Em Vicente além da questão religiosa, podemos observar um traço que se repetirá com
os demais protagonistas animais: Nero, Morgado, Bambo, Tenório, Cega- Rega,
Ladino, Farrusco e Miura, que é da antropomorfização, em que estes apresentam
pensamentos, emoções e em maior ou menor grau atitudes características dos seres
humanos, como por exemplo, Miura que encurralado e humilhado entrega-se a morte:
“A suprema humilhação de estar ali juntava-se o escárnio de
andar a marrar em sombras. Não. Era preciso ver calmamente.

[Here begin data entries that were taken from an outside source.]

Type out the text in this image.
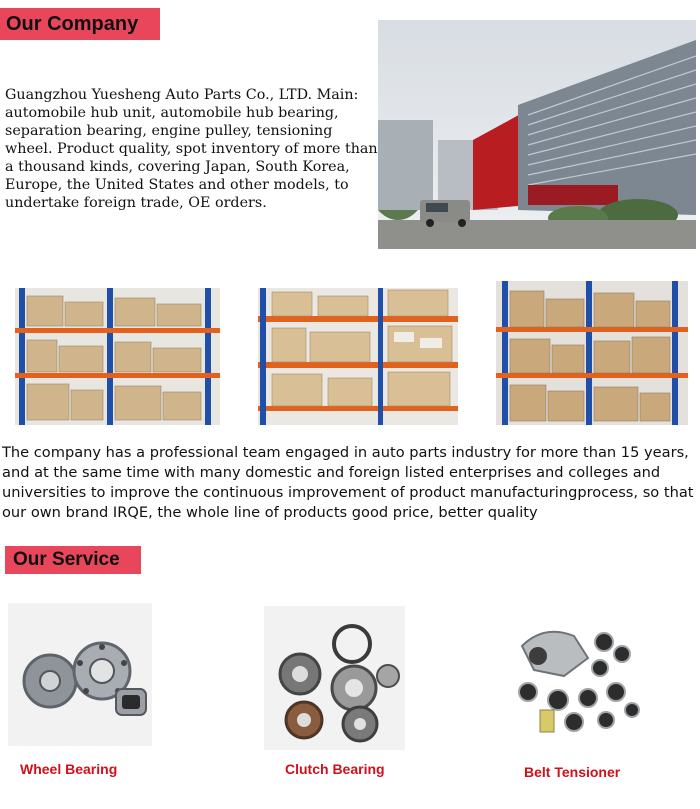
Our Company
Guangzhou Yuesheng Auto Parts Co., LTD. Main: automobile hub unit, automobile hub bearing, separation bearing, engine pulley, tensioning wheel. Product quality, spot inventory of more than a thousand kinds, covering Japan, South Korea, Europe, the United States and other models, to undertake foreign trade, OE orders.
The company has a professional team engaged in auto parts industry for more than 15 years, and at the same time with many domestic and foreign listed enterprises and colleges and universities to improve the continuous improvement of product manufacturingprocess, so that our own brand IRQE, the whole line of products good price, better quality
Our Service
Wheel Bearing	Clutch Bearing	Belt Tensioner
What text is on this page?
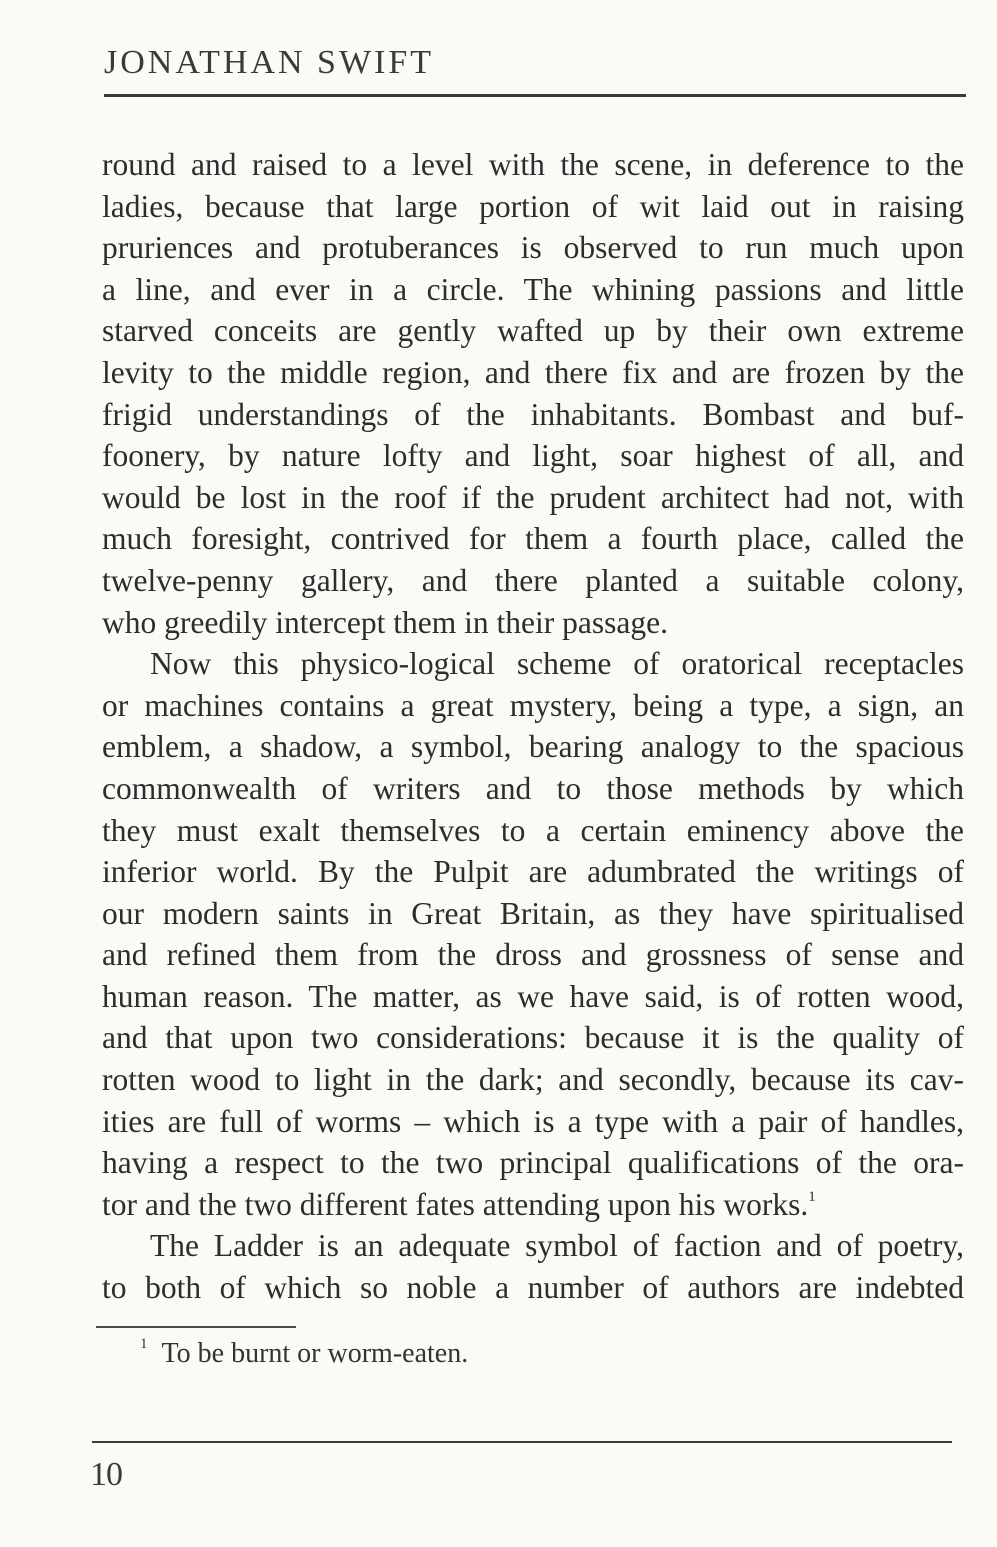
JONATHAN SWIFT
round and raised to a level with the scene, in deference to the
ladies, because that large portion of wit laid out in raising
pruriences and protuberances is observed to run much upon
a line, and ever in a circle. The whining passions and little
starved conceits are gently wafted up by their own extreme
levity to the middle region, and there fix and are frozen by the
frigid understandings of the inhabitants. Bombast and buf-
foonery, by nature lofty and light, soar highest of all, and
would be lost in the roof if the prudent architect had not, with
much foresight, contrived for them a fourth place, called the
twelve-penny gallery, and there planted a suitable colony,
who greedily intercept them in their passage.
Now this physico-logical scheme of oratorical receptacles
or machines contains a great mystery, being a type, a sign, an
emblem, a shadow, a symbol, bearing analogy to the spacious
commonwealth of writers and to those methods by which
they must exalt themselves to a certain eminency above the
inferior world. By the Pulpit are adumbrated the writings of
our modern saints in Great Britain, as they have spiritualised
and refined them from the dross and grossness of sense and
human reason. The matter, as we have said, is of rotten wood,
and that upon two considerations: because it is the quality of
rotten wood to light in the dark; and secondly, because its cav-
ities are full of worms – which is a type with a pair of handles,
having a respect to the two principal qualifications of the ora-
tor and the two different fates attending upon his works.$^1$
The Ladder is an adequate symbol of faction and of poetry,
to both of which so noble a number of authors are indebted
$^1$ To be burnt or worm-eaten.
10
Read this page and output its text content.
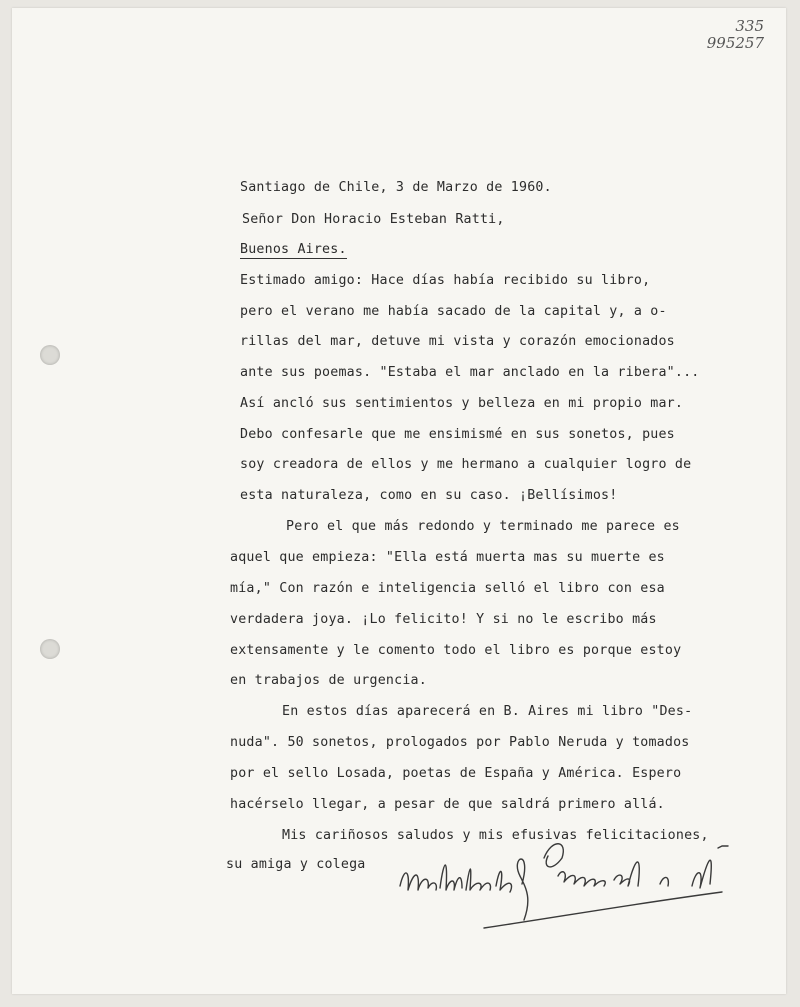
335
995257
Santiago de Chile, 3 de Marzo de 1960.
Señor Don Horacio Esteban Ratti,
Buenos Aires.
Estimado amigo: Hace días había recibido su libro,
pero el verano me había sacado de la capital y, a o-
rillas del mar, detuve mi vista y corazón emocionados
ante sus poemas. "Estaba el mar anclado en la ribera"...
Así ancló sus sentimientos y belleza en mi propio mar.
Debo confesarle que me ensimismé en sus sonetos, pues
soy creadora de ellos y me hermano a cualquier logro de
esta naturaleza, como en su caso. ¡Bellísimos!
Pero el que más redondo y terminado me parece es
aquel que empieza: "Ella está muerta mas su muerte es
mía," Con razón e inteligencia selló el libro con esa
verdadera joya. ¡Lo felicito! Y si no le escribo más
extensamente y le comento todo el libro es porque estoy
en trabajos de urgencia.
En estos días aparecerá en B. Aires mi libro "Des-
nuda". 50 sonetos, prologados por Pablo Neruda y tomados
por el sello Losada, poetas de España y América. Espero
hacérselo llegar, a pesar de que saldrá primero allá.
Mis cariñosos saludos y mis efusivas felicitaciones,
su amiga y colega
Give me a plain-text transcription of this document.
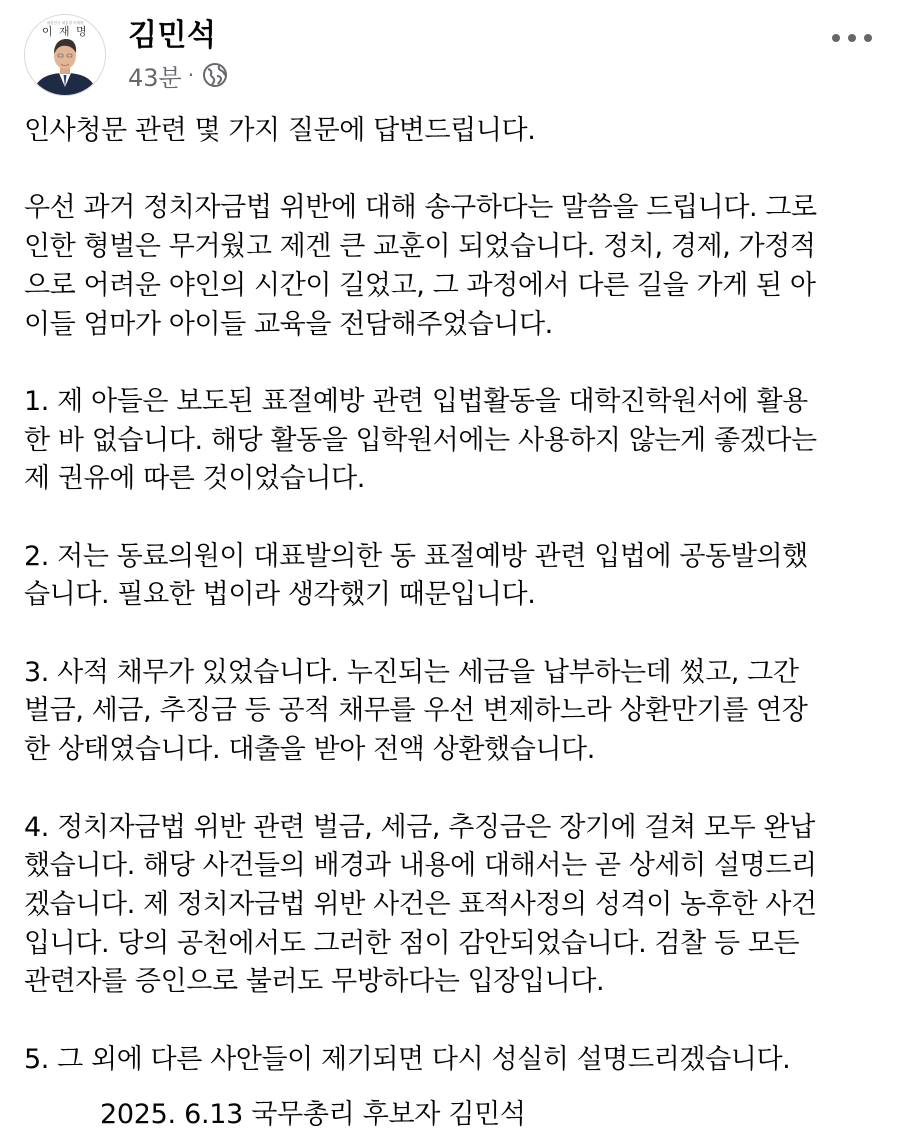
대한민국 대통령 이재명
이 재 명 김민석
43분 ·

인사청문 관련 몇 가지 질문에 답변드립니다.

우선 과거 정치자금법 위반에 대해 송구하다는 말씀을 드립니다. 그로
인한 형벌은 무거웠고 제겐 큰 교훈이 되었습니다. 정치, 경제, 가정적
으로 어려운 야인의 시간이 길었고, 그 과정에서 다른 길을 가게 된 아
이들 엄마가 아이들 교육을 전담해주었습니다.

1. 제 아들은 보도된 표절예방 관련 입법활동을 대학진학원서에 활용
한 바 없습니다. 해당 활동을 입학원서에는 사용하지 않는게 좋겠다는
제 권유에 따른 것이었습니다.

2. 저는 동료의원이 대표발의한 동 표절예방 관련 입법에 공동발의했
습니다. 필요한 법이라 생각했기 때문입니다.

3. 사적 채무가 있었습니다. 누진되는 세금을 납부하는데 썼고, 그간
벌금, 세금, 추징금 등 공적 채무를 우선 변제하느라 상환만기를 연장
한 상태였습니다. 대출을 받아 전액 상환했습니다.

4. 정치자금법 위반 관련 벌금, 세금, 추징금은 장기에 걸쳐 모두 완납
했습니다. 해당 사건들의 배경과 내용에 대해서는 곧 상세히 설명드리
겠습니다. 제 정치자금법 위반 사건은 표적사정의 성격이 농후한 사건
입니다. 당의 공천에서도 그러한 점이 감안되었습니다. 검찰 등 모든
관련자를 증인으로 불러도 무방하다는 입장입니다.

5. 그 외에 다른 사안들이 제기되면 다시 성실히 설명드리겠습니다.

2025. 6.13 국무총리 후보자 김민석
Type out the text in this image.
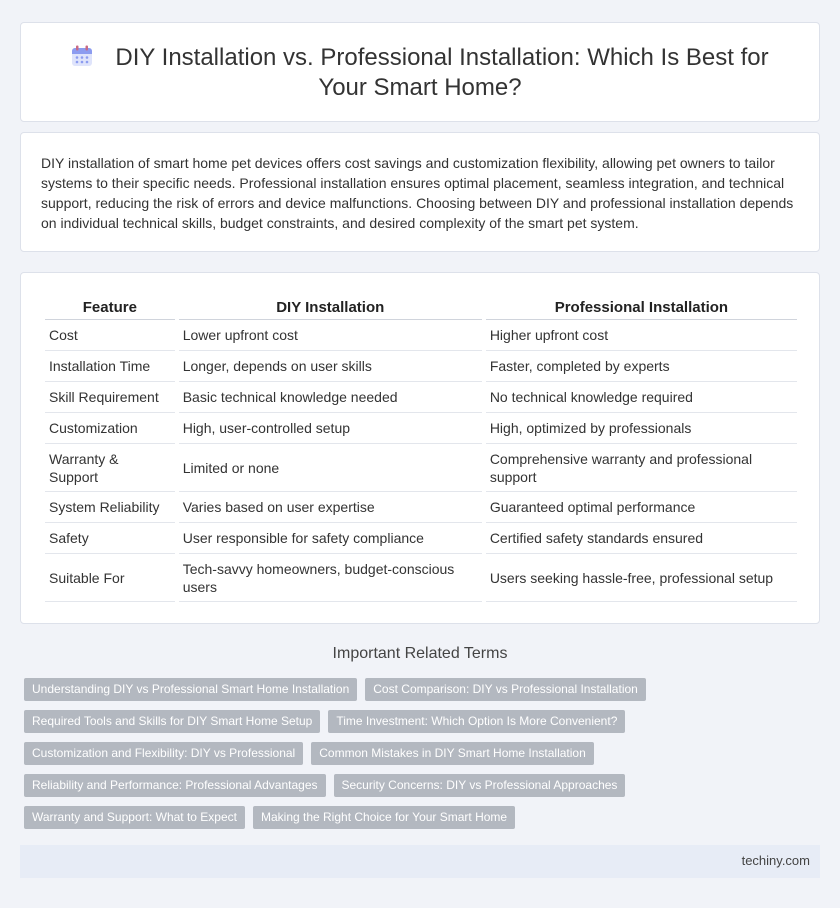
DIY Installation vs. Professional Installation: Which Is Best for
Your Smart Home?

DIY installation of smart home pet devices offers cost savings and customization flexibility, allowing pet owners to tailor systems to their specific needs. Professional installation ensures optimal placement, seamless integration, and technical support, reducing the risk of errors and device malfunctions. Choosing between DIY and professional installation depends on individual technical skills, budget constraints, and desired complexity of the smart pet system.

Feature	DIY Installation	Professional Installation
Cost	Lower upfront cost	Higher upfront cost
Installation Time	Longer, depends on user skills	Faster, completed by experts
Skill Requirement	Basic technical knowledge needed	No technical knowledge required
Customization	High, user-controlled setup	High, optimized by professionals
Warranty & Support	Limited or none	Comprehensive warranty and professional support
System Reliability	Varies based on user expertise	Guaranteed optimal performance
Safety	User responsible for safety compliance	Certified safety standards ensured
Suitable For	Tech-savvy homeowners, budget-conscious users	Users seeking hassle-free, professional setup
Important Related Terms
Understanding DIY vs Professional Smart Home Installation	Cost Comparison: DIY vs Professional Installation
Required Tools and Skills for DIY Smart Home Setup	Time Investment: Which Option Is More Convenient?
Customization and Flexibility: DIY vs Professional	Common Mistakes in DIY Smart Home Installation
Reliability and Performance: Professional Advantages	Security Concerns: DIY vs Professional Approaches
Warranty and Support: What to Expect	Making the Right Choice for Your Smart Home
techiny.com
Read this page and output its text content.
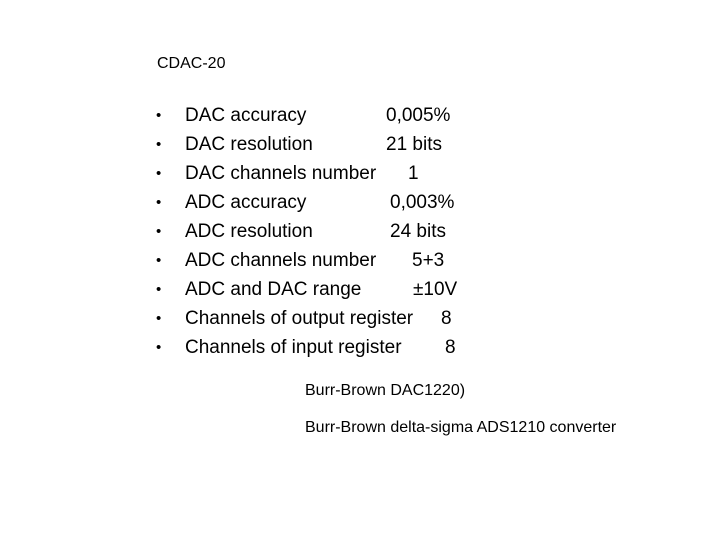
CDAC-20
• DAC accuracy	0,005%
• DAC resolution	21 bits
• DAC channels number 1
• ADC accuracy	0,003%
• ADC resolution	24 bits
• ADC channels number 5+3
• ADC and DAC range	±10V
• Channels of output register 8
• Channels of input register 8
Burr-Brown DAC1220)
Burr-Brown delta-sigma ADS1210 converter
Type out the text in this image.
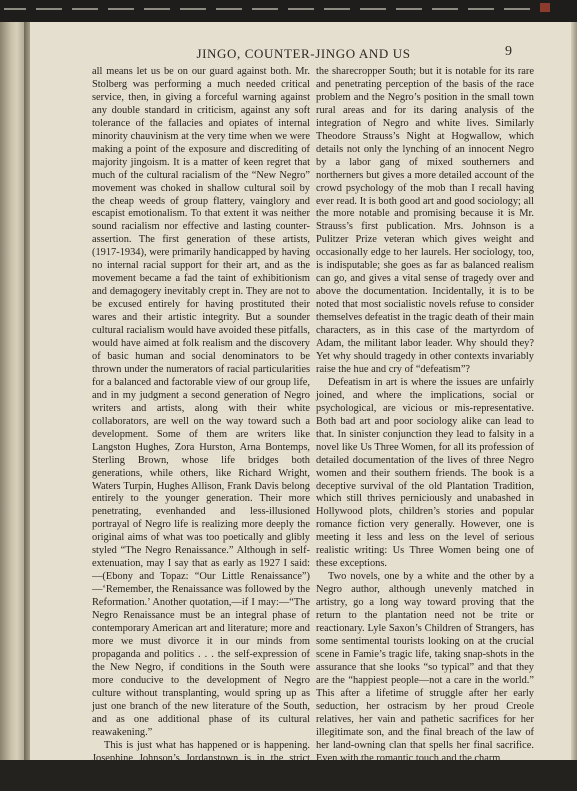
JINGO, COUNTER-JINGO AND US	9

all means let us be on our guard against both. Mr. Stolberg was performing a much needed critical service, then, in giving a forceful warning against any double standard in criticism, against any soft tolerance of the fallacies and opiates of internal minority chauvinism at the very time when we were making a point of the exposure and discrediting of majority jingoism. It is a matter of keen regret that much of the cultural racialism of the “New Negro” movement was choked in shallow cultural soil by the cheap weeds of group flattery, vainglory and escapist emotionalism. To that extent it was neither sound racialism nor effective and lasting counter-assertion. The first generation of these artists, (1917-1934), were primarily handicapped by having no internal racial support for their art, and as the movement became a fad the taint of exhibitionism and demagogery inevitably crept in. They are not to be excused entirely for having prostituted their wares and their artistic integrity. But a sounder cultural racialism would have avoided these pitfalls, would have aimed at folk realism and the discovery of basic human and social denominators to be thrown under the numerators of racial particularities for a balanced and factorable view of our group life, and in my judgment a second generation of Negro writers and artists, along with their white collaborators, are well on the way toward such a development. Some of them are writers like Langston Hughes, Zora Hurston, Arna Bontemps, Sterling Brown, whose life bridges both generations, while others, like Richard Wright, Waters Turpin, Hughes Allison, Frank Davis belong entirely to the younger generation. Their more penetrating, evenhanded and less-illusioned portrayal of Negro life is realizing more deeply the original aims of what was too poetically and glibly styled “The Negro Renaissance.” Although in self-extenuation, may I say that as early as 1927 I said:—(Ebony and Topaz: “Our Little Renaissance”)—‘Remember, the Renaissance was followed by the Reformation.’ Another quotation,—if I may:—“The Negro Renaissance must be an integral phase of contemporary American art and literature; more and more we must divorce it in our minds from propaganda and politics . . . the self-expression of the New Negro, if conditions in the South were more conducive to the development of Negro culture without transplanting, would spring up as just one branch of the new literature of the South, and as one additional phase of its cultural reawakening.”

This is just what has happened or is happening. Josephine Johnson’s Jordanstown is in the strict sense not a novel of Negro life, but a novel of the tragedy of labor organization in

the sharecropper South; but it is notable for its rare and penetrating perception of the basis of the race problem and the Negro’s position in the small town rural areas and for its daring analysis of the integration of Negro and white lives. Similarly Theodore Strauss’s Night at Hogwallow, which details not only the lynching of an innocent Negro by a labor gang of mixed southerners and northerners but gives a more detailed account of the crowd psychology of the mob than I recall having ever read. It is both good art and good sociology; all the more notable and promising because it is Mr. Strauss’s first publication. Mrs. Johnson is a Pulitzer Prize veteran which gives weight and occasionally edge to her laurels. Her sociology, too, is indisputable; she goes as far as balanced realism can go, and gives a vital sense of tragedy over and above the documentation. Incidentally, it is to be noted that most socialistic novels refuse to consider themselves defeatist in the tragic death of their main characters, as in this case of the martyrdom of Adam, the militant labor leader. Why should they? Yet why should tragedy in other contexts invariably raise the hue and cry of “defeatism”?

Defeatism in art is where the issues are unfairly joined, and where the implications, social or psychological, are vicious or mis-representative. Both bad art and poor sociology alike can lead to that. In sinister conjunction they lead to falsity in a novel like Us Three Women, for all its profession of detailed documentation of the lives of three Negro women and their southern friends. The book is a deceptive survival of the old Plantation Tradition, which still thrives perniciously and unabashed in Hollywood plots, children’s stories and popular romance fiction very generally. However, one is meeting it less and less on the level of serious realistic writing: Us Three Women being one of these exceptions.

Two novels, one by a white and the other by a Negro author, although unevenly matched in artistry, go a long way toward proving that the return to the plantation need not be trite or reactionary. Lyle Saxon’s Children of Strangers, has some sentimental tourists looking on at the crucial scene in Famie’s tragic life, taking snap-shots in the assurance that she looks “so typical” and that they are the “happiest people—not a care in the world.” This after a lifetime of struggle after her early seduction, her ostracism by her proud Creole relatives, her vain and pathetic sacrifices for her illegitimate son, and the final breach of the law of her land-owning clan that spells her final sacrifice. Even with the romantic touch and the charm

Que a sua raiva atingisse ao menos o alvo. O espectro doirado lá
estava sempre. Pequenino, com ar de troça, olhava-o como se
olhasse um brinquedo inofensivo.” (TORGA:1940, p 55)
Os contos são todos narrados em terceira pessoa e por meio da onisciência do narrador
os pensamentos e as emoções das personagens nos são desvelados:
Naquela tarde, à hora em que o céu se mostrava mais duro e mais
sinistro, Vicente abriu as asas negras e partiu. Quarenta dias eram já
decorridos desde que, integrado na leva dos escolhidos, dera entrada na
Arca. Mas desde o primeiro instante que todos viram que no seu
espírito não havia paz. Calado e carrancudo, andava de cá para lá
numa agitação contínua, como se aquele grande navio onde o
Senhor guardara a vida fosse um ultraje à criação. (TORGA, :
1983. p.62)
Quanto ao discurso, embora haja a presença do discurso livre em todos os contos e o
discurso indireto esteja presente de forma marcante no conto Jesus. È o discurso
indireto livre que predomina nos contos.
Nas narrativas decorre tanto o tempo cronológico que é aquele em que a historia é
contada em sucessão cronológica, sem retomadas ao passado , que podemos constatar
na maioria dos contos como no caso de Tenório:
“Nascido duma ninhada que a senhora Maria Puga deitou
amorosamente debaixo das asas chocas da Pedrês, em doze de
Janeiro, pelas três da tarde, quando a velhota o viu sair da casca,
(...)” (TORGA :1940, p.34)
Há contos em que apresentam traços de tempo psicológicos, por meio de analepses, as
personagens retomam situações vividas por elas, aspecto que percebemos em Morgado:
“À ceia, o patrão, com cara de poucos amigos, recusara-lhe as
festas desta maneira:- Deixa-te lá de brincadeiras e enche-me
esse bandulho, que amanhã de madrugada, nem que chovam
picaretas... Tal e qual. Meteu a viola no saco, claro, e atirou-se
ao penso como pôde. Mas não sentia vontade. Tinha ainda no
estômago os tojos que despontara à tarde no monte, e andava,
sem saber porquê, de coração apertado. Além disso, aqueles
modos do dono até parece que endureciam o feno. A gente
também vive de boas palavras. E, verdade se diga, gostava do
sujeito. Desde que ele, há seis anos, na feira dos vinte e três, o
distinguira no meio dum regimento de azémolas e lhe dera uma
palmada rija na anca, simpatizara com a sua figura atarracada,
vermelha, a respirar saúde e bonomia. (TORGA: 1940, p. 24)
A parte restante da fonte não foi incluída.